Does government spending increase economic growth?

Apparently not. A recent survey of the empirical research on the matter states: 

"[When we examine] studies of the relationship [between government spending and growth] in rich countries, measuring government size as total taxes or total expenditure 
relative to GDP and relying on panel data estimations with variation over time... most recent studies find a significant negative correlation: An increase in government size by 10 percentage points is associated with a 0.5 to 1 percent lower annual growth
rate." [1]

Additionally, recent research suggests that the growth maximizing size of government in rich countries is no greater than 25% of GDP [2], much smaller than the 40% of GDP currently consumed by government spending in the US.
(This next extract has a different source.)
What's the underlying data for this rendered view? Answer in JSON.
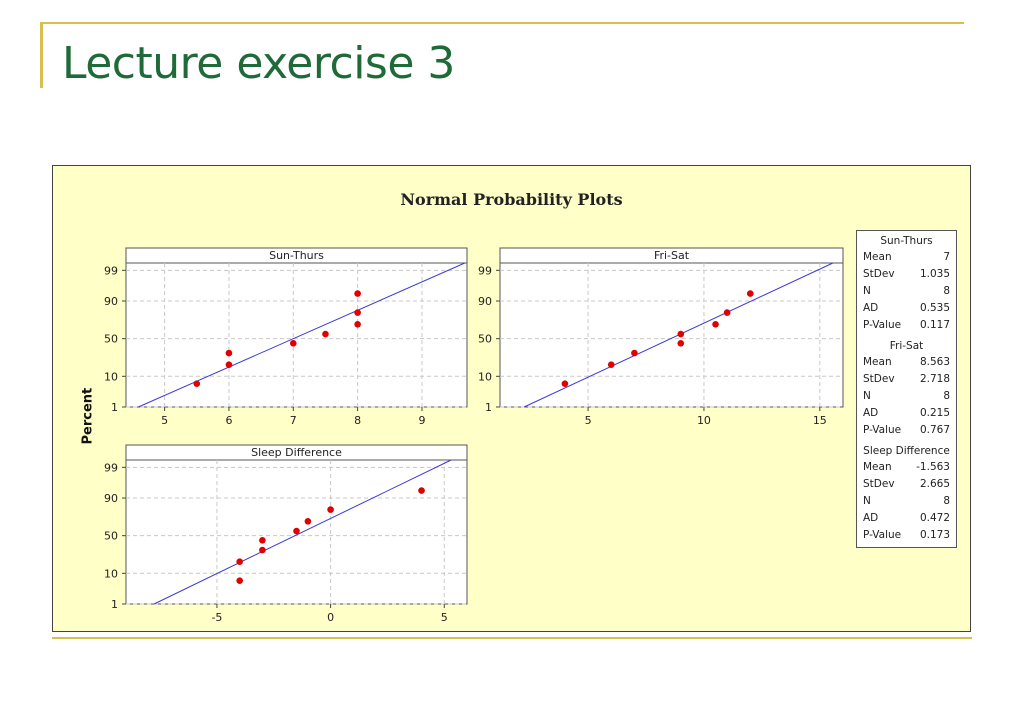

Is it true that regulations don't harm the economy?

According to a 2013 study published in the Journal of Economic Growth: "[Federal] Regulation’s overall effect on output’s growth rate is negative and substantial. Federal regulations added
over the past fifty years have reduced real output growth by about two percentage points on average over the period
1949-2005. That reduction in the growth rate has led to an accumulated reduction in GDP of about $38.8 trillion as
of the end of 2011. That is, GDP at the end of 2011 would have been $53.9 trillion instead of $15.1 trillion if
regulation had remained at its 1949 level." [3]
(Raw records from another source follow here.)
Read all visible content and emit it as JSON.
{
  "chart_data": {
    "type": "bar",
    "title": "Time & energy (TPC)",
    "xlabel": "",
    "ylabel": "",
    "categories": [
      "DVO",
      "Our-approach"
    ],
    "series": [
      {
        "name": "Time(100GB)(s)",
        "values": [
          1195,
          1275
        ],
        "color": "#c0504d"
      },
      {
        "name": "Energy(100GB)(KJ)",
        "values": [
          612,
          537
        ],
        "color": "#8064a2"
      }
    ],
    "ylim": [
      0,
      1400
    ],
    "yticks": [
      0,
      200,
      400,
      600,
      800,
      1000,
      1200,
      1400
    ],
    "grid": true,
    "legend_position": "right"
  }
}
This means that the average American household is $277,000 poorer than it otherwise would have been.

Does the minimum wage really have no impact on unemployment?

A summary of the last two decades of research from economists at the University of California-Irvine and the Federal Reserve Board found that 85 percent of the most credible studies on the minimum wage point to job loss for less-skilled employees. [4]
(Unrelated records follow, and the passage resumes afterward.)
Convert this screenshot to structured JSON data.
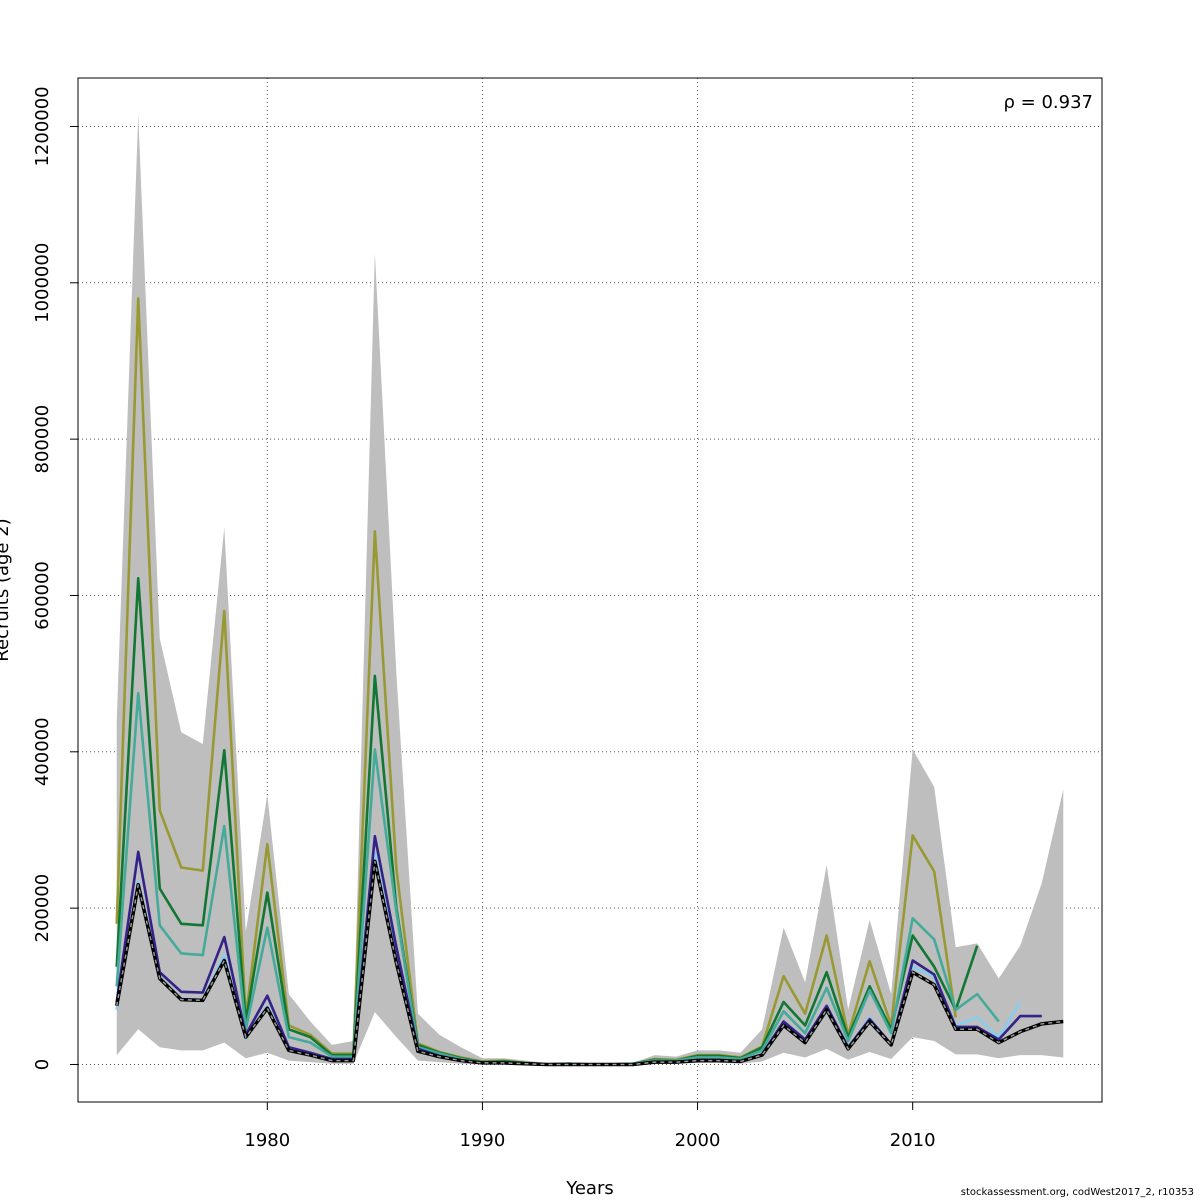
{
  "chart_data": {
    "type": "line",
    "title": "",
    "xlabel": "Years",
    "ylabel": "Recruits (age 2)",
    "annotation": "ρ = 0.937",
    "xlim": [
      1971.2,
      2018.8
    ],
    "ylim": [
      -48000,
      1262000
    ],
    "x_ticks": [
      1980,
      1990,
      2000,
      2010
    ],
    "y_ticks": [
      0,
      200000,
      400000,
      600000,
      800000,
      1000000,
      1200000
    ],
    "grid": true,
    "band_color": "#bebebe",
    "band": {
      "x_start": 1973,
      "upper": [
        440000,
        1215000,
        545000,
        425000,
        410000,
        687000,
        170000,
        345000,
        90000,
        55000,
        25000,
        30000,
        1038000,
        500000,
        65000,
        38000,
        22000,
        8000,
        8000,
        5000,
        2000,
        3000,
        1000,
        1000,
        2000,
        12000,
        10000,
        18000,
        18000,
        15000,
        45000,
        175000,
        105000,
        255000,
        70000,
        185000,
        90000,
        403000,
        355000,
        150000,
        155000,
        110000,
        152000,
        232000,
        352000
      ],
      "lower": [
        12000,
        45000,
        22000,
        18000,
        18000,
        28000,
        8000,
        15000,
        5000,
        3000,
        1000,
        1000,
        67000,
        35000,
        5000,
        3000,
        1000,
        0,
        0,
        0,
        0,
        0,
        0,
        0,
        0,
        1000,
        1000,
        2000,
        2000,
        1000,
        4000,
        15000,
        9000,
        20000,
        6000,
        16000,
        7000,
        35000,
        30000,
        13000,
        13000,
        8000,
        12000,
        12000,
        9000
      ]
    },
    "series": [
      {
        "color": "#999933",
        "x_start": 1973,
        "values": [
          180000,
          980000,
          325000,
          252000,
          248000,
          580000,
          60000,
          282000,
          50000,
          38000,
          14000,
          14000,
          682000,
          250000,
          27000,
          16000,
          9000,
          4000,
          5000,
          2000,
          0,
          1000,
          0,
          0,
          1000,
          7000,
          6000,
          12000,
          12000,
          9000,
          23000,
          113000,
          65000,
          165000,
          38000,
          132000,
          50000,
          293000,
          247000,
          60000
        ]
      },
      {
        "color": "#117733",
        "x_start": 1973,
        "values": [
          125000,
          622000,
          225000,
          180000,
          178000,
          402000,
          55000,
          220000,
          45000,
          35000,
          12000,
          12000,
          497000,
          200000,
          25000,
          15000,
          8000,
          3000,
          4000,
          2000,
          0,
          1000,
          0,
          0,
          1000,
          6000,
          5000,
          11000,
          11000,
          8000,
          22000,
          80000,
          50000,
          118000,
          35000,
          100000,
          45000,
          165000,
          125000,
          70000,
          152000
        ]
      },
      {
        "color": "#44AA99",
        "x_start": 1973,
        "values": [
          100000,
          475000,
          178000,
          142000,
          140000,
          305000,
          45000,
          175000,
          35000,
          28000,
          10000,
          10000,
          403000,
          195000,
          22000,
          14000,
          7000,
          3000,
          3000,
          1000,
          0,
          1000,
          0,
          0,
          1000,
          5000,
          5000,
          9000,
          9000,
          7000,
          18000,
          68000,
          40000,
          98000,
          30000,
          95000,
          40000,
          187000,
          160000,
          70000,
          90000,
          55000
        ]
      },
      {
        "color": "#88CCEE",
        "x_start": 1973,
        "values": [
          70000,
          235000,
          112000,
          84000,
          83000,
          140000,
          33000,
          75000,
          19000,
          13000,
          6000,
          6000,
          270000,
          135000,
          17000,
          10000,
          5000,
          2000,
          2000,
          1000,
          0,
          0,
          0,
          0,
          0,
          3000,
          3000,
          5000,
          5000,
          4000,
          12000,
          52000,
          30000,
          72000,
          21000,
          60000,
          25000,
          125000,
          112000,
          50000,
          60000,
          35000,
          80000
        ]
      },
      {
        "color": "#332288",
        "x_start": 1973,
        "values": [
          80000,
          272000,
          118000,
          93000,
          92000,
          163000,
          38000,
          88000,
          22000,
          15000,
          7000,
          7000,
          292000,
          150000,
          20000,
          11000,
          5000,
          2000,
          2000,
          1000,
          0,
          0,
          0,
          0,
          0,
          3000,
          3000,
          6000,
          6000,
          4000,
          13000,
          55000,
          32000,
          75000,
          22000,
          58000,
          26000,
          133000,
          115000,
          48000,
          48000,
          32000,
          62000,
          62000
        ]
      },
      {
        "color": "#000000",
        "dashed": true,
        "x_start": 1973,
        "values": [
          75000,
          230000,
          110000,
          83000,
          82000,
          133000,
          35000,
          72000,
          18000,
          12000,
          5000,
          5000,
          260000,
          130000,
          17000,
          10000,
          5000,
          2000,
          2000,
          1000,
          0,
          0,
          0,
          0,
          0,
          3000,
          3000,
          5000,
          5000,
          4000,
          12000,
          50000,
          28000,
          70000,
          20000,
          55000,
          25000,
          118000,
          102000,
          45000,
          45000,
          28000,
          42000,
          52000,
          55000
        ]
      }
    ]
  },
  "footer": "stockassessment.org, codWest2017_2, r10353"
}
Does Capitalism (economic freedom) really make people worse off?

Economic freedom (measured using the Heritage Foundation’s Economic Freedom Index) is highly correlated with higher environmental protection, improved sanitation, cleaner water, longer life expectancy, lower infant mortality rates, more income equality, etc. [5]

Additionally, economic freedom is significantly positively correlated with economic growth and national income per capita [6]. There is significant evidence that economic freedom is the cause of this prosperity [7]. It’s also worth noting that this income isn’t just going to the very rich, rather, it is going to the poor as well. The poorest 10% of income earners in the most economically free countries have an average income which is eleven times greater than the average incomes of the poorest 10% in the least economically free countries (when adjusting for purchasing power disparities across countries) [8].

Please share this info with your modern liberal friends and see if it provokes some thought.










Thursday, May 1, 2014

Fraser Institute Study: The optimal size of government

In 2013, the Fraser Institute released an extremely thorough study on the relationship between the size of government and economic growth. According to the study:

- "After controlling for confounding factors such as population, lagged per capita GDP, net debt to GDP, institutional factors of governance, economic freedom, and regional variation, etc... annual per capita GDP growth is maximized at 3.1% at a government expenditure ratio of 26% [of GDP]; beyond this ratio, economic growth rates tend to decline." [Today government spending in the US is around 40% of GDP]

- After controlling for the effect of confounding variables the authors found that a 10% increase in the size of government [measured as a % of GDP] would decrease the per capita GDP growth rate by around 0.9%.

-According to these estimates, the economy of a country with a public sector size of 30% of GDP would grow by over 33% within a decade whereas the economy of a country with a public sector size of 40% of GDP would only grow by 20%.

- The authors also found that economic freedom was a significant determinant of economic growth rates. According to their estimates, a 1 point increase on the Economic Freedom of the World Index (10 being highest) would increase per capita GDP growth by approximately 0.6% after controlling for numerous other variables.

These findings verify the classical liberal belief that the economy will grow fastest if government stays small and fosters an environment of economic freedom.